Examining the microbial community structures of the novel process is quite necessary to understand the complex interactions occurring in the ABR. Because wastewater with different C/N ratios would significantly influence the environment (e.g. aerobic or anaerobic) and different microbial communities in different compartments, we used pyrosequencing to provide significant insights into the evolution of microbial community structure in the ABR system. Pyrosequencing developed by illumine MiSeq sequencing is a high-throughput method that can generate a huge amount of DNA reads through a massively parallel sequencing-by-synthesis approach (Hu et al. 2012). The method has been used to identify the key microorganisms involved in complex sludge samples of laboratory-scale nitritation–anammox sequencing batch reactor (SBR) (Liang et al. 2014), denitrification and anammox reactor (SFDA) (Wang et al. 2016), ABR anammox reactor (Chen et al. 2016) and suspended-growth anoxic anammox reactor (Liu et al. 2017).

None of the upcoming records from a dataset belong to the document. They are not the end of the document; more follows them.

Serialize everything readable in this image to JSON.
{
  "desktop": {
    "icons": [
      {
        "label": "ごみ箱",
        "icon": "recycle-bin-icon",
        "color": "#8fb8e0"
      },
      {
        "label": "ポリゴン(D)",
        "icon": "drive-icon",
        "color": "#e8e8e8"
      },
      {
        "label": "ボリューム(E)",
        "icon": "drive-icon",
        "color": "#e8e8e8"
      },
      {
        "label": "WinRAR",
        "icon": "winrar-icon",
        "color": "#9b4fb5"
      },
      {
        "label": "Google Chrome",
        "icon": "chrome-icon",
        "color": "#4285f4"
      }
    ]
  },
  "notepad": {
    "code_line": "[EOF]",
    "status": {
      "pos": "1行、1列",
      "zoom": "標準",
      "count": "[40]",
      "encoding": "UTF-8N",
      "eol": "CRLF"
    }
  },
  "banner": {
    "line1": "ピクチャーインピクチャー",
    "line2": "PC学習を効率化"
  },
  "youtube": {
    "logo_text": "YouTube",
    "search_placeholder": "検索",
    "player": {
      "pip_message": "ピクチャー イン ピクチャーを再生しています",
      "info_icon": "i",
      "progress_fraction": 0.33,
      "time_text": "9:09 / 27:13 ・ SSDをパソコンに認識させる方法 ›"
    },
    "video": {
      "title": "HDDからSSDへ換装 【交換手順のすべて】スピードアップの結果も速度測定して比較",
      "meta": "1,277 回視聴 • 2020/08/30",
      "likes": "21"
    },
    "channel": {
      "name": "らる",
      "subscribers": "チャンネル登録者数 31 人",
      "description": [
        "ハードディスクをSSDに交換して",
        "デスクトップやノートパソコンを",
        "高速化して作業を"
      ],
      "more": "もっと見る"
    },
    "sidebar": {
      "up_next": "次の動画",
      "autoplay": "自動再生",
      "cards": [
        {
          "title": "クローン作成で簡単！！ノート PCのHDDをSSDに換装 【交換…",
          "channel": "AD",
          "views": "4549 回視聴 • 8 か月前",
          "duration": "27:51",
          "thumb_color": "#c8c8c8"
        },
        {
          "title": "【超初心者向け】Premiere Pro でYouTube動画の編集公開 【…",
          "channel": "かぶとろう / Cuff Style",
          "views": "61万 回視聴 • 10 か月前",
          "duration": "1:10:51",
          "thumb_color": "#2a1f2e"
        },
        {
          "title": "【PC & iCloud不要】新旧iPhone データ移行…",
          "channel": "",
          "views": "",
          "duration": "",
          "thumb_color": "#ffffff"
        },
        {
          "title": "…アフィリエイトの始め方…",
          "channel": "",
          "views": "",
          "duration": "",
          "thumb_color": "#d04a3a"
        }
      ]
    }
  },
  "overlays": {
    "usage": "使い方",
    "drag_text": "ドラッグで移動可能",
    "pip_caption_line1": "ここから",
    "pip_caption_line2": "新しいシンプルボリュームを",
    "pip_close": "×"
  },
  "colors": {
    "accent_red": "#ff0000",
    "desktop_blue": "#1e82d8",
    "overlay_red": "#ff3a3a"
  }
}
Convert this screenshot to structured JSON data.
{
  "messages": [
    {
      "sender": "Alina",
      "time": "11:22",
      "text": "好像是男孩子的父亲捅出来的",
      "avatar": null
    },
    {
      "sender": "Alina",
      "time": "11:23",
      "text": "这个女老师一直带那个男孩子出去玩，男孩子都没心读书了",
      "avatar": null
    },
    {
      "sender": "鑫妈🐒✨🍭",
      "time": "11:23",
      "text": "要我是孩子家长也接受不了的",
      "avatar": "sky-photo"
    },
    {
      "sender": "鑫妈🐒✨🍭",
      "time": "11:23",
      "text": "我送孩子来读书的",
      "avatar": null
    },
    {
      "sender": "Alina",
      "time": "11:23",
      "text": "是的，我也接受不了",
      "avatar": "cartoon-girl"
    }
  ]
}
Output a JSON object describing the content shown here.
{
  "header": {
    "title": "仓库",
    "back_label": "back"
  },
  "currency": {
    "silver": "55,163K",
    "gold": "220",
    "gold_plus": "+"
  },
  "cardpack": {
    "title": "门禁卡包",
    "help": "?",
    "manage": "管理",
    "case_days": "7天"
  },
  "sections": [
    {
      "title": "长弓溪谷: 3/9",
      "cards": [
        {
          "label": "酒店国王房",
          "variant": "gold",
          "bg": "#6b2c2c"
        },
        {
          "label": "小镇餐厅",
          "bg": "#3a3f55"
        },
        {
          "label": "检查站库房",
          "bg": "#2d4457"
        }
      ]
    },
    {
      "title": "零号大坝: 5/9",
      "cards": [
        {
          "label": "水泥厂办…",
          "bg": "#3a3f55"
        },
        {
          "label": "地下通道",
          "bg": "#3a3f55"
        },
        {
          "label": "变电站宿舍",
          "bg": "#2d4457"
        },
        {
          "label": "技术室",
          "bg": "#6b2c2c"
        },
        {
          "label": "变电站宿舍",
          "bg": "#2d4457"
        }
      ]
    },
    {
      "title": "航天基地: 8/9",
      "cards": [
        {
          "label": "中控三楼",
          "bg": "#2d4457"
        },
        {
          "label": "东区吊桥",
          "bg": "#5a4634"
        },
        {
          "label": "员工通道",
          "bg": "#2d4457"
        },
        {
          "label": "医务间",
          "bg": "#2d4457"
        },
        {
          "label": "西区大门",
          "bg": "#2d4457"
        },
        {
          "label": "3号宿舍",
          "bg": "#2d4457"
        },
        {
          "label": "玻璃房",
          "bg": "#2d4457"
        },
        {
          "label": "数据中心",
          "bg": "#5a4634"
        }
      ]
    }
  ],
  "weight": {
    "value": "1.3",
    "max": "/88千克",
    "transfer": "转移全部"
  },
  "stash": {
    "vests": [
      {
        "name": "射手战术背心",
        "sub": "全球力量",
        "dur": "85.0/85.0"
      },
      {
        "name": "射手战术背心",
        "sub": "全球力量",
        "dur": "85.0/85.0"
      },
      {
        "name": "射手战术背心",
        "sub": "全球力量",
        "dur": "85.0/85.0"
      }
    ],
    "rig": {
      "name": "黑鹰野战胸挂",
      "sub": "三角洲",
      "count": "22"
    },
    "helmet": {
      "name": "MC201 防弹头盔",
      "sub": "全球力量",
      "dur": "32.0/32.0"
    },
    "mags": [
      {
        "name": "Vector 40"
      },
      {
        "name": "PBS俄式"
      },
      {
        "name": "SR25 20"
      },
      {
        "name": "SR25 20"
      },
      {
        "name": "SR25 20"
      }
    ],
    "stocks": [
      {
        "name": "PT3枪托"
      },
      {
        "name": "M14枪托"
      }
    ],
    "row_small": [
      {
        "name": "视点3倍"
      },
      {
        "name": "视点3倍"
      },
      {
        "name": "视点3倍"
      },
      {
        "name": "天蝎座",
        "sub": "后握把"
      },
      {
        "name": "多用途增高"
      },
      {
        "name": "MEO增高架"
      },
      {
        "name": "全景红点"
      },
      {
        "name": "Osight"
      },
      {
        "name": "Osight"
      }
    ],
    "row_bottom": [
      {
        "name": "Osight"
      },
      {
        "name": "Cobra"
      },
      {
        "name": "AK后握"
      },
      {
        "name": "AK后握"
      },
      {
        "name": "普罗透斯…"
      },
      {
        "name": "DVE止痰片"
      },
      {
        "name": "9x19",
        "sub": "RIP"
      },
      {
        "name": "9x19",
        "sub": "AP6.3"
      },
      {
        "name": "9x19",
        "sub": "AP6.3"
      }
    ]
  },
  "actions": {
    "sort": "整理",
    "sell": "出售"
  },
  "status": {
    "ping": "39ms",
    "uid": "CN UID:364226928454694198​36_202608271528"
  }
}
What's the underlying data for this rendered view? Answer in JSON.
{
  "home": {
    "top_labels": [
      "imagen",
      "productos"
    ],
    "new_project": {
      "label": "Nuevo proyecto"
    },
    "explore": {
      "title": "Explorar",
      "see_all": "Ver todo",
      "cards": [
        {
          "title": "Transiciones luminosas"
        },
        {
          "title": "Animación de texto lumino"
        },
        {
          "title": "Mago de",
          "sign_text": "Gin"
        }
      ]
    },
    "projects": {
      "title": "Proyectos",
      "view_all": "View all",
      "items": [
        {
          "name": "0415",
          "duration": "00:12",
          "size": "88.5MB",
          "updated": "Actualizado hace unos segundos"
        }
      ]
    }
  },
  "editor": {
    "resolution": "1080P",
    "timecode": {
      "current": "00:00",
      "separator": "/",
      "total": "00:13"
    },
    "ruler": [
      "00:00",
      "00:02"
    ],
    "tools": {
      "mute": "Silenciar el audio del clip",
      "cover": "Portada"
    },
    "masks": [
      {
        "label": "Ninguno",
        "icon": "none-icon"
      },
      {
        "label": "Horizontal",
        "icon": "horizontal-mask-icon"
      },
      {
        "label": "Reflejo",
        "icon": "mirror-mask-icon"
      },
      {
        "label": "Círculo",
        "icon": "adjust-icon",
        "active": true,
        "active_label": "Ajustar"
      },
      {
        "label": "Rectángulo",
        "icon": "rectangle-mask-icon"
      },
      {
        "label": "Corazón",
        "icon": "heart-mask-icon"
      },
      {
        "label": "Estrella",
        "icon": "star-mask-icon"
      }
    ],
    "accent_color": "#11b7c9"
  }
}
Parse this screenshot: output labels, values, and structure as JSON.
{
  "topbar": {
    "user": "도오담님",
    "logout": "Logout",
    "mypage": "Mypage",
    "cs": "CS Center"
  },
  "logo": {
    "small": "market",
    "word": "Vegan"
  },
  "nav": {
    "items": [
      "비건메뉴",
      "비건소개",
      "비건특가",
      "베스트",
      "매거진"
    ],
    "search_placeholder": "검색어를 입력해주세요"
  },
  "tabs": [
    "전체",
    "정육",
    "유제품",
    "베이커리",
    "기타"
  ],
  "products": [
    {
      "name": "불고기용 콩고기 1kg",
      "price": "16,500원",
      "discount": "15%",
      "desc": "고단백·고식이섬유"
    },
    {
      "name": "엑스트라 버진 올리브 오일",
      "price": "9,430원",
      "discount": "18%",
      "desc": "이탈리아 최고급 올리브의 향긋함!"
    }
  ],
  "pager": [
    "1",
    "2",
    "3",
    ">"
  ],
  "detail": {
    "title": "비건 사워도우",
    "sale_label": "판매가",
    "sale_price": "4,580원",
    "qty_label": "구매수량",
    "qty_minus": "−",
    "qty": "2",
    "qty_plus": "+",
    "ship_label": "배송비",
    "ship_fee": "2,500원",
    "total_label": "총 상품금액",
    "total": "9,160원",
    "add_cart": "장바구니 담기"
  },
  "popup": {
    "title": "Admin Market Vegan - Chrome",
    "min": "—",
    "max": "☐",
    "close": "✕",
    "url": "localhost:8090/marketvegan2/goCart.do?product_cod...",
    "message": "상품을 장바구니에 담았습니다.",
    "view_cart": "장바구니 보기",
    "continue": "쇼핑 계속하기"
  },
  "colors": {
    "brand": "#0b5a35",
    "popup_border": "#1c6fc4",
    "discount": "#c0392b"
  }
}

Based on these arguments, the objectives of this study were to: (1) evaluate the performance of the ABR anammox reactor under different nitrite and nitrate strength with various COD/NO2N ratios; (2) assess the stability of the anammox and denitrification process in different compartments under different COD/NO2N ratios; and (3) analyze the contribution of different kinds of functional bacteria to nitrogen and COD removal using MiSeq pyrosequencing.

MATERIALS AND METHODS

Chemicals and reagents

Glucose (C6H12O6, 98%, CAS: 50-99-7), ammonium sulphate ((NH4)2SO4, 98%, CAS: 7783-20-2) and sodium nitrite (NaNO2, 98%, CAS: 7632-00-0) used in the this study were all purchased from Sinopharm Chemical Reagent Co., Ltd, Shanghai, China. The substrate was weighed and dissolved in distilled water for synthetic wastewater.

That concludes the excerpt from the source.